Sunday, April 20, 2008

Sliding dovetails rock

It is getting warmer here, and it will soon be time to rig up the air conditioners for the house. Our house has radiant hot water heat, for which I am eternally grateful in the winter (not only does it cost less, but there's no roaring fan stirring up dust), but which means we do not have central air conditioning, and have to rely on spot coolers instead. To serve this need, we have a larger window unit that goes in the kitchen window, a smaller one that goes in the upstairs bedroom window, and a small "office air conditioner" that goes in the family room. This latter unit is a pedestal model with air hoses that go to the outside for heat exchanger air. Last year, we put this on a small table and ran the hoses out the window, stuffing the gaps with towels. (I meant to cut a panel for the hoses, but when I went to do so, my table saw shot me in the belly, a wound which took some time to recover from and which deepsixed that project for the season.) The table we used last year had the shortcoming that it was too low to allow the condensate tank to gravity-drain out the window (we had to drain it manually into a bucket every day or so).

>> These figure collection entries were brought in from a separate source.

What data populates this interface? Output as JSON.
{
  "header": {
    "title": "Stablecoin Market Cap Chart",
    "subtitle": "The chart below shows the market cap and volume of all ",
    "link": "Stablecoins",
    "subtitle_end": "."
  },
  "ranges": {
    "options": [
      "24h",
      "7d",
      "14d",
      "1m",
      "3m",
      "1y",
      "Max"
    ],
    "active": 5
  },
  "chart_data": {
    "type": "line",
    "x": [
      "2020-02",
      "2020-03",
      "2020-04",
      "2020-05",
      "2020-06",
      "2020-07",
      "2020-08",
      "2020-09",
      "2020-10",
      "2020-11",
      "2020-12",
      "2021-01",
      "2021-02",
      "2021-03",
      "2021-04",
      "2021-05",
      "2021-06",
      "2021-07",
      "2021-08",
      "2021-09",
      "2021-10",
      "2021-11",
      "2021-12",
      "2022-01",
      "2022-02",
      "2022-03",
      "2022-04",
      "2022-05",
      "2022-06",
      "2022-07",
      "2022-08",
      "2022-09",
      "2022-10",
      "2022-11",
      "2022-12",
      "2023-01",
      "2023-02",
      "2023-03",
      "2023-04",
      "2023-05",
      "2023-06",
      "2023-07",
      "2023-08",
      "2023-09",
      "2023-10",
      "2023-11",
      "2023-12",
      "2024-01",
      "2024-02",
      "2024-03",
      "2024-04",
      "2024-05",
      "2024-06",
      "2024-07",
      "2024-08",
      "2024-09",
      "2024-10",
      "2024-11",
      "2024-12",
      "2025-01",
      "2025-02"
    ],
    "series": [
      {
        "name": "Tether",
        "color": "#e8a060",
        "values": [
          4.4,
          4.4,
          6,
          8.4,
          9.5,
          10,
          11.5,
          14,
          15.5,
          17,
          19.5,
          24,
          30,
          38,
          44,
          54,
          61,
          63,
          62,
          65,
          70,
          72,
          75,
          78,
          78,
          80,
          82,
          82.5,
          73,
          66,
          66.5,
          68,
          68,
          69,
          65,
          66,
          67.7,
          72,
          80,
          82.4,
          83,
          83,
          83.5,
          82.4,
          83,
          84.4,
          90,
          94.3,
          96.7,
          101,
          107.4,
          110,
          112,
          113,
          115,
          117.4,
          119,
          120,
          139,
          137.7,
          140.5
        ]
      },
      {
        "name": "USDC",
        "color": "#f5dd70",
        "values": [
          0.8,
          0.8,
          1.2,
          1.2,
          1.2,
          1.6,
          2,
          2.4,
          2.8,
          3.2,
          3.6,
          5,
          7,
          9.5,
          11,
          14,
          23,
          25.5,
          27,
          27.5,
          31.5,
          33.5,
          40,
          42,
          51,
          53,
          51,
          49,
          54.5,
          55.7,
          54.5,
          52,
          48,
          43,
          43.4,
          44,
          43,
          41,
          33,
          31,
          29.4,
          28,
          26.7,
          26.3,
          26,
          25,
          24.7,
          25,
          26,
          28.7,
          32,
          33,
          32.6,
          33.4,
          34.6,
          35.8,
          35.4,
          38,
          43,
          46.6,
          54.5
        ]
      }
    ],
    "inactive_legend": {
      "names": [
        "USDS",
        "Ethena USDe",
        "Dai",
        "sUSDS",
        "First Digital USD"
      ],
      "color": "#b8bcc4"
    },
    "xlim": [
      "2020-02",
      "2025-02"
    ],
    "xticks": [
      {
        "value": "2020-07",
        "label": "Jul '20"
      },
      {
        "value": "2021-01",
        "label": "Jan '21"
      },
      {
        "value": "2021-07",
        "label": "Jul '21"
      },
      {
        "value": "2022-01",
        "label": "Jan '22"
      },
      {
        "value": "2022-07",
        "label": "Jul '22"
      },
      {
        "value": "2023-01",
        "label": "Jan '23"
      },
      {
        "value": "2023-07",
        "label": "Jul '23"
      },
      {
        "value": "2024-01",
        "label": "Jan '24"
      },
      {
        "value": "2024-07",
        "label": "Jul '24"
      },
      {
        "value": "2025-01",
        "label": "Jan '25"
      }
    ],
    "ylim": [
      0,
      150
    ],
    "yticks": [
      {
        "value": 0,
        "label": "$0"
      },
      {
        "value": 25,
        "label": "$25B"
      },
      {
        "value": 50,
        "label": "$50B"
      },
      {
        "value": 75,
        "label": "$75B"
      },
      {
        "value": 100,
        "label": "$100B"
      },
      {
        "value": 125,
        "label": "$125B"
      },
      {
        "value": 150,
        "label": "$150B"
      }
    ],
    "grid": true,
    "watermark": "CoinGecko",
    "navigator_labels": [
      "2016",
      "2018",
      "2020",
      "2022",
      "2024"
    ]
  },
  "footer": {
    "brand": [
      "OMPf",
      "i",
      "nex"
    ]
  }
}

And we're currently using that table for something else now, anyway. So making a custom table for the air conditioner to sit on seemed in order.

I rooted around in the garage (which I had spent most of yesterday cleaning; we can now go in and out both doors with relative ease) and found a sheet of 4/4 melamine that was about the right size for the A/C to sit on. Some in-situ experimentation suggested that the best approach was to rest one end of the sheet on the windowsill, and mount legs on the other end. We added to this sides that would help keep the A/C from rolling off the table. These were cut down from some scrap 12 inch wide 4/4 pine stock that we bought from a cutoffs bin at Menard's a while ago, with a dado to receive the melamine cut on the back faces. This all went together reasonably easily, but the assembly lacked stiffness. This is where the sliding dovetails come in.

Using a router table, I cut stopped dovetail dadoes in the sides, near the front and the back. I then cut a dovetail into the ends of another piece of 4/4 pine stock that was laying about in the garage (we really do have a lot of scrap wood laying about), and then ripped that piece in half on the table saw, thereby guaranteeing that the two braces are exactly the same length. These slid beautifully into the sides of the table, creating a very stable and rigid frame. The front piece will be glued on (it friction-fits well enough on the front of the melamine top, but glue will keep it from falling off entirely), and the top slides into the dadoes cut on the sides and front without any fastening technology at all. All that's left are the legs, cut from a piece of 2x2 cedar stock, which will go between the front and the forward brace. I plan to attach them to the forward brace with screws. A stretcher made of a scrap of panga panga will go between the legs at floor level (once again using dovetail joinery), and the rear edge of the top will be screwed to the windowsill.

Did all the machining and a dry-fit assembly today; tomorrow evening we should be able to finish sanding and do the final assembly with glue, and then installation on Tuesday evening. Should be just in time for the cooling season to start. All I have to do after that is get some tubing for the gravity drain, and to make the window panel I was trying to make last year when my table saw shot me.

I even tempted fate by wearing my Wikipedia T-shirt, the same shirt that I was wearing when the saw shot me. There's even a small hole in the shirt where the piece of plywood ripped it on its way to hitting me in the gut. The most serious injury I got out of today's work was a small cut inflicted by one of the chippers in the dado set, while removing it from the saw.

Next weekend's projects include finishing the half-step I mentioned a couple weeks ago, and building an exterior support for the kitchen A/C unit so that it's pitched <i>away</i> from the house instead of toward it like last year. We got a nice puddle in the kitchen from the condensate drain, and I'd rather avoid that this year.